Rio (dont le prénom peut d’ailleurs être interprété comme un clin d’œil à The Outlaw) est un personnage entièrement fictif, un gamin comme tant d’autres de cette fin du XIXème siècle - l’identification via cette figure anonyme est d’autant plus grande qu’il sera amené à côtoyer les célébrités de son temps. Pat et Billy, chacun de leur côté, vont ainsi essayer de préserver ce gamin qui, pourtant, leur échappe inévitablement. Tous deux évoqueront d’ailleurs le premier homme qu’ils ont tué, très jeunes, en écho au parcours du garçon. Le parti pris du film est des plus intéressants puisque, à travers les yeux de Rio, Pat et Billy représentent les deux voies qui s’offrent à lui : la justice ou le banditisme. Aucun des deux n’est diabolisé ou encensé bien longtemps. Si d’emblée le choix du garçon relève de l’évidence, le scénario a la finesse de ne pas être si manichéen. Rio ne connaît que les grands espaces, les terrains où les maisons sont isolées les unes des autres, loin de la civilisation et où les rumeurs vont bon train. Il est donc parfaitement au fait du mythe entourant Billy et, comme bon nombre de ses contemporains, il lui voue une fascination, un respect sans borne. Mais sa vision du célèbre Kid est celle d’une figure de roman, une vision fantasmée et idolâtrée d’un démon immortel qui, évidemment, n’existe pas. Sa rencontre avec son idole sera immanquablement tragique : Billy ne peut pas être le modèle de Rio, encore moins la figure paternelle protectrice que ce dernier cherche aveuglément. Le Billy de cette époque, quoi que toujours coincé en plein syndrome de Peter Pan, est confronté à l’inéluctable : il a désormais 21 ans et loin du beau Diable de ses débuts fracassants, est plus un poète maudit en pleine introspection qu’un desperado sanguinaire. Dane DeHaan incarne une légende sur le déclin, épuisée et maussade, qui alterne l’insouciance des grands jours avec l’angoisse d’un futur chargé de responsabilités. Il passe de l’agitation paranoïaque au calme le plus sage, le plus avisé, désarçonnant son entourage et Rio dans un même temps. Son Kid, plus humain et plus touchant que de nombreuses incarnations antérieures, est en passe de devenir un homme, lui aussi. Mélancolique, charmeur et fataliste, toujours un peu fou, souvent perdu dans ses méditations, il pose sur ses dernières aventures un regard désabusé.

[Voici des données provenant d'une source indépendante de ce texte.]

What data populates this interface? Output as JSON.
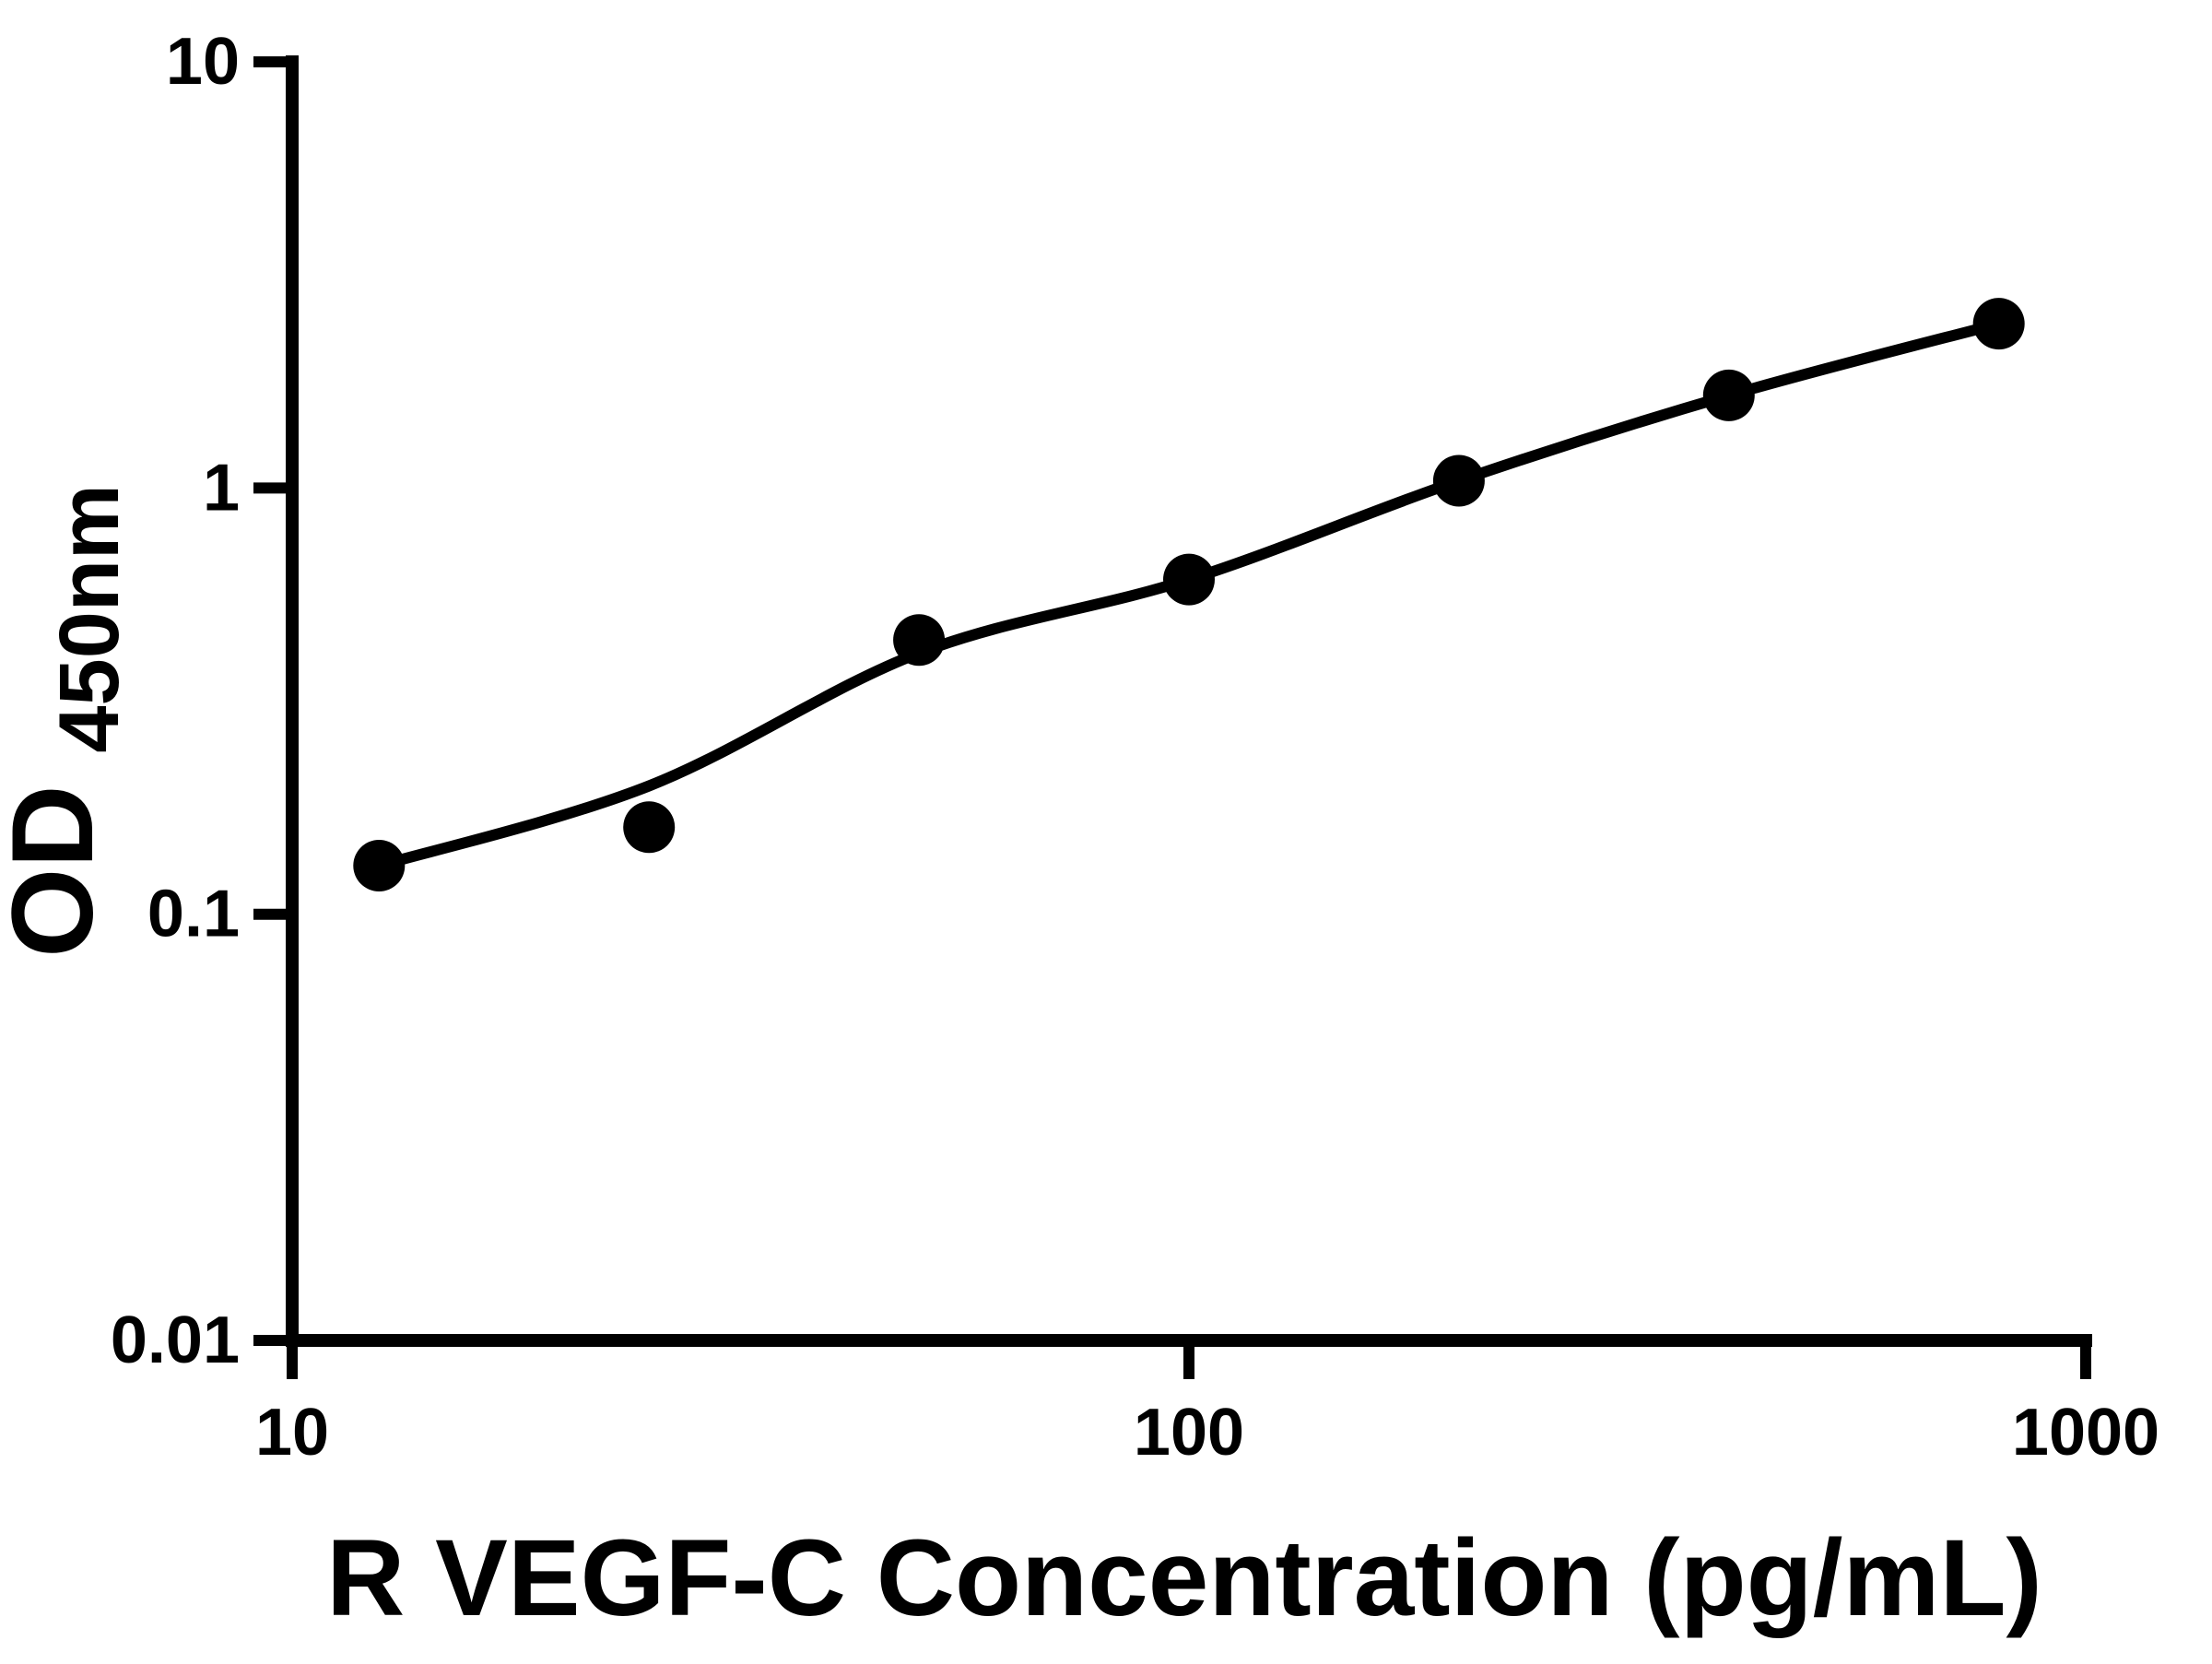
{
  "chart_data": {
    "type": "scatter",
    "title": "",
    "xlabel": "R VEGF-C Concentration (pg/mL)",
    "ylabel_main": "OD",
    "ylabel_sub": "450nm",
    "xscale": "log",
    "yscale": "log",
    "xlim": [
      10,
      1000
    ],
    "ylim": [
      0.01,
      10
    ],
    "grid": false,
    "legend_position": "none",
    "x_ticks": [
      {
        "v": 10,
        "label": "10"
      },
      {
        "v": 100,
        "label": "100"
      },
      {
        "v": 1000,
        "label": "1000"
      }
    ],
    "y_ticks": [
      {
        "v": 0.01,
        "label": "0.01"
      },
      {
        "v": 0.1,
        "label": "0.1"
      },
      {
        "v": 1,
        "label": "1"
      },
      {
        "v": 10,
        "label": "10"
      }
    ],
    "series": [
      {
        "name": "standard-points",
        "type": "scatter",
        "x": [
          12.5,
          25,
          50,
          100,
          200,
          400,
          800
        ],
        "y": [
          0.13,
          0.16,
          0.44,
          0.61,
          1.04,
          1.65,
          2.43
        ]
      },
      {
        "name": "fit-curve",
        "type": "line",
        "x": [
          12.5,
          25,
          50,
          100,
          200,
          400,
          800
        ],
        "y": [
          0.13,
          0.2,
          0.41,
          0.61,
          1.04,
          1.65,
          2.43
        ]
      }
    ],
    "colors": {
      "points": "#000000",
      "line": "#000000",
      "axis": "#000000",
      "background": "#ffffff"
    }
  }
}
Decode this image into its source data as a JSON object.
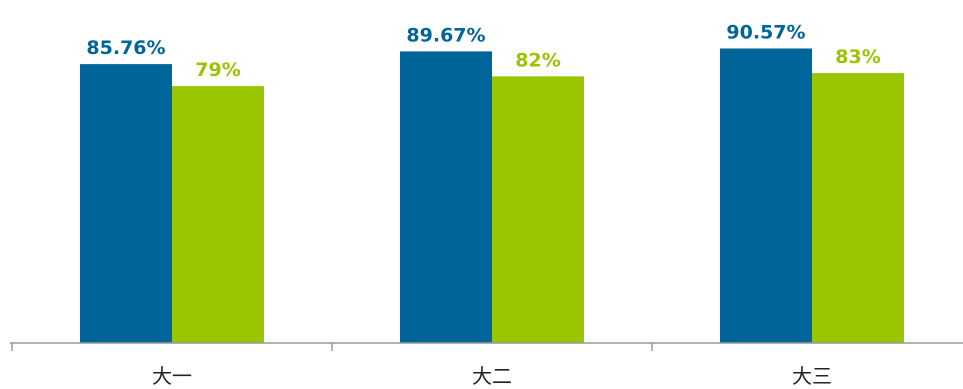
{
  "chart_data": {
    "type": "bar",
    "categories": [
      "大一",
      "大二",
      "大三"
    ],
    "series": [
      {
        "values": [
          85.76,
          89.67,
          90.57
        ],
        "labels": [
          "85.76%",
          "89.67%",
          "90.57%"
        ],
        "color": "#006699"
      },
      {
        "values": [
          79,
          82,
          83
        ],
        "labels": [
          "79%",
          "82%",
          "83%"
        ],
        "color": "#99c400"
      }
    ],
    "title": "",
    "xlabel": "",
    "ylabel": "",
    "ylim": [
      0,
      100
    ],
    "grid": false,
    "legend": "none",
    "axis_color": "#999999"
  }
}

Pat, lui, incarne l’ordre, la loi, la justice sous son apparence la plus glaciale. Il pourrait être ce père emblématique que Rio cherche mais ce dernier le fuit, le redoute, craint la corde que le shérif pourrait lui passer autour du cou s’il venait à apprendre son passé. Sa vie, aussi exaltante mais plus rangée que celle de Billy, offre un futur dans les clous. Moins passionnant mais légal, quoi que bercé d’injustices : il faut respecter le code au détriment du reste. Cette vision simpliste va être mise à mal par Rio, lequel va, lentement, prendre une place importante dans le destin de Garrett et l’amener à revoir ses convictions. La relation que nouent Pat et Rio, plus complexe, plus fragile, compte parmi les beaux moments proposés par le long-métrage. D’une façon générale, les rapports entre les différents protagonistes sont très bien évoqués, surtout dans le triangle principal Rio/Billy/Pat. La dimension psychologique revendiquée par l’intrigue permet de se focaliser sur les sentiments, les émotions, de chacun. La dynamique frère-sœur est également bien exploitée, Sara et Rio ayant une relation très fusionnelle et protectrice. Si l’un s’effondre, l’autre le relève et vice versa. Si elle est moins mise en avant que son cadet, notre héroïne reste un personnage fort qui tente de lutter comme elle le peut avec les moyens dont elle dispose : elle est loin de l’archétype de la damoiselle en détresse et regarde d’un mauvais œil les nouveaux venus – Billy comme Pat pouvant signer la perte de son frère ; l’un en l’entraînant dans son sillage criminel, l’autre en le condamnant pour ses actes. La question est bien sûr de savoir quel chemin Rio décidera d’emprunter pour préserver sa vie et celle de Sara...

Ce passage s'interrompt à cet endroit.